Se o pessoal não acreditou nem Bill Gates, imagine nos médiuns. Sylvia Browne era uma autora e médium conhecida em Hollywood, tanto que chegou a ser entrevistada pelo legendário jornalista, falecido há poucos dias vítima da COVID-19, Larry King. Em 2008, em um livro, previu: “por volta de 2020, uma doença grave do tipo pneumonia se espalhará por todo o mundo, atacando os pulmões e os tubos brônquicos, resistindo a todos os tratamentos conhecidos.”

Como Bill Gates e Sylvia Browne, centenas de livros, filmes e programas de televisão já versaram antes sobre epidemias e pandemias. Alguns, pegaram carona em epidemias do passado para imaginar cenários futuros. O que poucos imaginavam é que muitos chegariam tão perto do cenário atual.

“Fique longe de outras pessoas”

O filme Contágio de 2011 ficou bastante tempo no ano passado entre os mais assistidos da Netflix. Não foi à toa.
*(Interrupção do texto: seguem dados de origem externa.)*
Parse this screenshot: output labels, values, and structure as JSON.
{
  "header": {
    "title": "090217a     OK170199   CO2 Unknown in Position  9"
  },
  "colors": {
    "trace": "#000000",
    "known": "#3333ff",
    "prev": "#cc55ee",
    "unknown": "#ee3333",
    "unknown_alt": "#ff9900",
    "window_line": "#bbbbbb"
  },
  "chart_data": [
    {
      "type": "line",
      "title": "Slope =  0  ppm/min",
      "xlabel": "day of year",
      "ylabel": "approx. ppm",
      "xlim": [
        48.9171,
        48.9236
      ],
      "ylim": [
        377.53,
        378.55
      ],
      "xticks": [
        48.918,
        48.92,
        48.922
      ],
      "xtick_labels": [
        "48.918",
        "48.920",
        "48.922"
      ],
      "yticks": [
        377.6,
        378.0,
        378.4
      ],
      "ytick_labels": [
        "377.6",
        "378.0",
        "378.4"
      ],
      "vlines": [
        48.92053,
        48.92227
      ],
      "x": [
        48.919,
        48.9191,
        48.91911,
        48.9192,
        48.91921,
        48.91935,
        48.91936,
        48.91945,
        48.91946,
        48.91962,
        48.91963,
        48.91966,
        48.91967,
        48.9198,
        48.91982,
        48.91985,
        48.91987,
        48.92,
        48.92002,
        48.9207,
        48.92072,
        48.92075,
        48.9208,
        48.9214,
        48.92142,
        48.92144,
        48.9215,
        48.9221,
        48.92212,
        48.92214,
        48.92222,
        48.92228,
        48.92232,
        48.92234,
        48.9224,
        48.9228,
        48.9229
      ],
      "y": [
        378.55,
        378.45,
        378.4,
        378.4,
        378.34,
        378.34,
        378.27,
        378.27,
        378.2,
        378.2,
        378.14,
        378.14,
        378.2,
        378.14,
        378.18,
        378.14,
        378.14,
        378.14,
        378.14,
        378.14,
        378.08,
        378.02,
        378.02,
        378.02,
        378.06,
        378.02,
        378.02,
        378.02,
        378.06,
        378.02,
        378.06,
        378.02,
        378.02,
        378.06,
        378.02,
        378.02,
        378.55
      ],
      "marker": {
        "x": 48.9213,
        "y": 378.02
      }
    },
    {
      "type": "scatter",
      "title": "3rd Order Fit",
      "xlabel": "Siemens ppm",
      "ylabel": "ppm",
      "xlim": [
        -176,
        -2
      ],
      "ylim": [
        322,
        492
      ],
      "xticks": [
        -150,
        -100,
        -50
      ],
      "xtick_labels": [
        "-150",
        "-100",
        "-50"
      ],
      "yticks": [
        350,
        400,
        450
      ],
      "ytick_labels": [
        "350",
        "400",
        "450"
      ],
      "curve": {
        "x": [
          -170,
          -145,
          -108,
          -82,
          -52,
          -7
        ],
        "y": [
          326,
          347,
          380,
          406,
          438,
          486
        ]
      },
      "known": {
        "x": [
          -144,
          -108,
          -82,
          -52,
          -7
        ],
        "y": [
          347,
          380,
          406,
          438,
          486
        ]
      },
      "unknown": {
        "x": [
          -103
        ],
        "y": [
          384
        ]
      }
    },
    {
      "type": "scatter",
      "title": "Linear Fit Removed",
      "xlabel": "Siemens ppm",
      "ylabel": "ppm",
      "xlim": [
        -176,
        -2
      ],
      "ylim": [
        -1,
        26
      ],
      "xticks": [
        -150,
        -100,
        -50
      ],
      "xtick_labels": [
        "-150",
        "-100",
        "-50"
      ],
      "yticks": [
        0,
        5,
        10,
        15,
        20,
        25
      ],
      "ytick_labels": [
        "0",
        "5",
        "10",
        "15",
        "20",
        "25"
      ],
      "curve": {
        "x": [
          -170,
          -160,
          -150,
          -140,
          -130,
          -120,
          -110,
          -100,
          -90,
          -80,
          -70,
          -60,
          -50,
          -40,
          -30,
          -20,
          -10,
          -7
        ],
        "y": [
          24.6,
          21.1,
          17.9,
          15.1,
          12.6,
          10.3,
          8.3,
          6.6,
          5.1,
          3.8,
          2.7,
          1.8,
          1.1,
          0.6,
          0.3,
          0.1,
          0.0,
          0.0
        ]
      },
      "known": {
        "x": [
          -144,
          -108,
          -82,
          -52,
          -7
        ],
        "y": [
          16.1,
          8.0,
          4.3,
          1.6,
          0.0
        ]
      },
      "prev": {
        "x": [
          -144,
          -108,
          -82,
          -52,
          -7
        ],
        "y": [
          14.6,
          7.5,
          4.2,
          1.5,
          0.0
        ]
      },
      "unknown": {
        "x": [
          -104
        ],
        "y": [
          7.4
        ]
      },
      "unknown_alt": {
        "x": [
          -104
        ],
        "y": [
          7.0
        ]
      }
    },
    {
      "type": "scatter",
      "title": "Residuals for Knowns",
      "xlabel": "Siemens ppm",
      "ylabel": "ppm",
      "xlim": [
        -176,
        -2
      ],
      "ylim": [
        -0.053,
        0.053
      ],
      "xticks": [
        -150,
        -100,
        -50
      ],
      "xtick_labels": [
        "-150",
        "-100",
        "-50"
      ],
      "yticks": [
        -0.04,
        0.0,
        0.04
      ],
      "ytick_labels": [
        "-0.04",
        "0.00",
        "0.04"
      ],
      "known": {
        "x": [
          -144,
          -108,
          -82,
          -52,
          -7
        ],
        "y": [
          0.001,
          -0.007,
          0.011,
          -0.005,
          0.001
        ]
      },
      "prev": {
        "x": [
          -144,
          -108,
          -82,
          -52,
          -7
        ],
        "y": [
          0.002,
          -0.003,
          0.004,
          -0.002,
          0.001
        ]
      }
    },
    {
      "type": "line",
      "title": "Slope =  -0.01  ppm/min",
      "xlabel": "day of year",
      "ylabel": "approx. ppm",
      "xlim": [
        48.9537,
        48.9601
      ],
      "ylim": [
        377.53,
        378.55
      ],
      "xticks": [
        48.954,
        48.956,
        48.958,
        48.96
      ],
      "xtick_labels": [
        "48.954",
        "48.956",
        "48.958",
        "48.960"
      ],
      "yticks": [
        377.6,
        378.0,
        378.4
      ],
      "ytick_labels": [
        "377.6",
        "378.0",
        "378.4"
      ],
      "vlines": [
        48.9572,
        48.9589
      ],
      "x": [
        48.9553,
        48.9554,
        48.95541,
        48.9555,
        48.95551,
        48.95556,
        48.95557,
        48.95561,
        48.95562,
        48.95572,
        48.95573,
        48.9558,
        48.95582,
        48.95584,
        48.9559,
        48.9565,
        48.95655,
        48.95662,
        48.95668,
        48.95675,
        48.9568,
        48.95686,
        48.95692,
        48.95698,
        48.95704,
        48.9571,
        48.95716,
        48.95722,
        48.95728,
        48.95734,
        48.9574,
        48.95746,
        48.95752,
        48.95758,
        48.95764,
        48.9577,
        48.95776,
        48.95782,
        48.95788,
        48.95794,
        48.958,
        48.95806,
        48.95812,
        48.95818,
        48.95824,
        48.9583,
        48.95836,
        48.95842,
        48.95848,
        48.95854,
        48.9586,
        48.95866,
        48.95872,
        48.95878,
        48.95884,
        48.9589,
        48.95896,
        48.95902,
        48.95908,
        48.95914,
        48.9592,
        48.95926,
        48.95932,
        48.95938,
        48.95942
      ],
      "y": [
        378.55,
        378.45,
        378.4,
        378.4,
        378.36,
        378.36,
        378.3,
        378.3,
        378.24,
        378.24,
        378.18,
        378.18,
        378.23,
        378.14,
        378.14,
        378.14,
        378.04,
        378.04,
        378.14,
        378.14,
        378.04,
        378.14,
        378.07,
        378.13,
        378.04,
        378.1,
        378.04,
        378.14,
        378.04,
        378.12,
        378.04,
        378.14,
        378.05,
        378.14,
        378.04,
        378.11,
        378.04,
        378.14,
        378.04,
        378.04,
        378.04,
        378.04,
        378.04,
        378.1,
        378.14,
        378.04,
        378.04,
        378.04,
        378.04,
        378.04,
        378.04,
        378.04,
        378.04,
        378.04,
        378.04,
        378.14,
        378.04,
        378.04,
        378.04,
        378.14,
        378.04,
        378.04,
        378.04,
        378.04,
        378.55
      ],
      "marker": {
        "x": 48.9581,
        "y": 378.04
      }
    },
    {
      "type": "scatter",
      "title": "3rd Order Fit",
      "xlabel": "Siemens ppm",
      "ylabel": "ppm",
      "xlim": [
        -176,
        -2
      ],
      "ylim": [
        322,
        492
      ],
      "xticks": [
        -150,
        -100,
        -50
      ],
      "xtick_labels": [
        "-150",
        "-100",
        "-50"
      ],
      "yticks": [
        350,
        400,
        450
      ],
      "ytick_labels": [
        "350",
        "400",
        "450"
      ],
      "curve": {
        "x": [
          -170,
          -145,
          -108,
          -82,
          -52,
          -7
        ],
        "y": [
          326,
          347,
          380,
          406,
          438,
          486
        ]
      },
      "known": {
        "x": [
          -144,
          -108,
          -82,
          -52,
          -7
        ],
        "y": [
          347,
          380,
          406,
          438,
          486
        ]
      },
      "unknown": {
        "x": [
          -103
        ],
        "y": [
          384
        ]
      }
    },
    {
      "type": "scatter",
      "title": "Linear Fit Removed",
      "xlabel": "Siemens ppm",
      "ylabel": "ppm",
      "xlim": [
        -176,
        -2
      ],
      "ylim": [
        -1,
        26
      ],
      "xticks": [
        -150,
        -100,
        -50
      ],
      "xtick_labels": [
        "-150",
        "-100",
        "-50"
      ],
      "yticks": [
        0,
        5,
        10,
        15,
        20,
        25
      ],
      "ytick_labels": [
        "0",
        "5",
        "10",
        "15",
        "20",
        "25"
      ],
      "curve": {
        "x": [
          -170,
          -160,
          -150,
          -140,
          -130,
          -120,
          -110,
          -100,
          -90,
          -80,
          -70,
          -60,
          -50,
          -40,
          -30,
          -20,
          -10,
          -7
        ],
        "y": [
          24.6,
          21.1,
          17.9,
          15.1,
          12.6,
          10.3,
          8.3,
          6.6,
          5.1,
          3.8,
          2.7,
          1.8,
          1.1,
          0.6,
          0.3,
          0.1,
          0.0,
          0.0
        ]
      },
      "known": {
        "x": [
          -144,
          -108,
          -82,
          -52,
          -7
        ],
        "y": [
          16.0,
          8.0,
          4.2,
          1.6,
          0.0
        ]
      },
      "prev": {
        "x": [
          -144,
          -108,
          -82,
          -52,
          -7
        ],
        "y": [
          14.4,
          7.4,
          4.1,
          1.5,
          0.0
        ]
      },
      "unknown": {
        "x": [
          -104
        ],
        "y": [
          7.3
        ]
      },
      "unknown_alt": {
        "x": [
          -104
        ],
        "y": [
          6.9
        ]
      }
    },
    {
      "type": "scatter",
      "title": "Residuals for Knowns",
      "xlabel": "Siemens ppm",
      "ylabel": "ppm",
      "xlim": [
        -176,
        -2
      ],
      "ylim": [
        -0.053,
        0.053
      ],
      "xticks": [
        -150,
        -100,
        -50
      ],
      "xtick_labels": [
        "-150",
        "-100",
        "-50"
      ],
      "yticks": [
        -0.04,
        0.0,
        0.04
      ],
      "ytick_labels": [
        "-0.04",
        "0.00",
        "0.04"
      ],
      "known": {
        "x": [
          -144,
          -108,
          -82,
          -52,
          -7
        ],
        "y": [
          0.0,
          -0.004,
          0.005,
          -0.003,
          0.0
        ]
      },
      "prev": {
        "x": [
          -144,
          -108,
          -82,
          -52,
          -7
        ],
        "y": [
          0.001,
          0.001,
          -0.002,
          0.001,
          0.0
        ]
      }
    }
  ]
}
O thriller de Steven Soderbergh narra como uma epidemia virou pandemia, saindo da Ásia com a personagem de Gwyneth Paltrow, e chegando aos Estados Unidos. “Não fale com ninguém, não encoste em ninguém e fique longe de outras pessoas”, diz no filme a personagem interpretado por Kate Winslet, uma infectologista. O sucesso não foi à toa. O filme contou com a consultoria de Larry Brilliant, um epidemiologista que teve um papel importantíssimo na erradicação da varíola e no combate à poliomielite. Ele vinha avisando desde 2006, em suas palestras, que o mundo estava por enfrentar algo similar ao novo coronavírus. Soderbergh bebeu dessa fonte e acertou bastante no prognóstico.

De fake news ao Zoom, quem acertou

Ao que parece, nem epidemias nem mesmo as fake news são novidade. O escritor Daniel Defoe conta como elas, assim como a peste negra, se espalharam por Londres em 1665, no livro Um Diário de uma Peste, uma mistura de ficção e realidade. Muitos aderiram a tratamentos estapafúrdios como mascar tabaco e pendurar uma noz moscada no pescoço, espalhando a notícia que isso servia para afastar a peste bubônica.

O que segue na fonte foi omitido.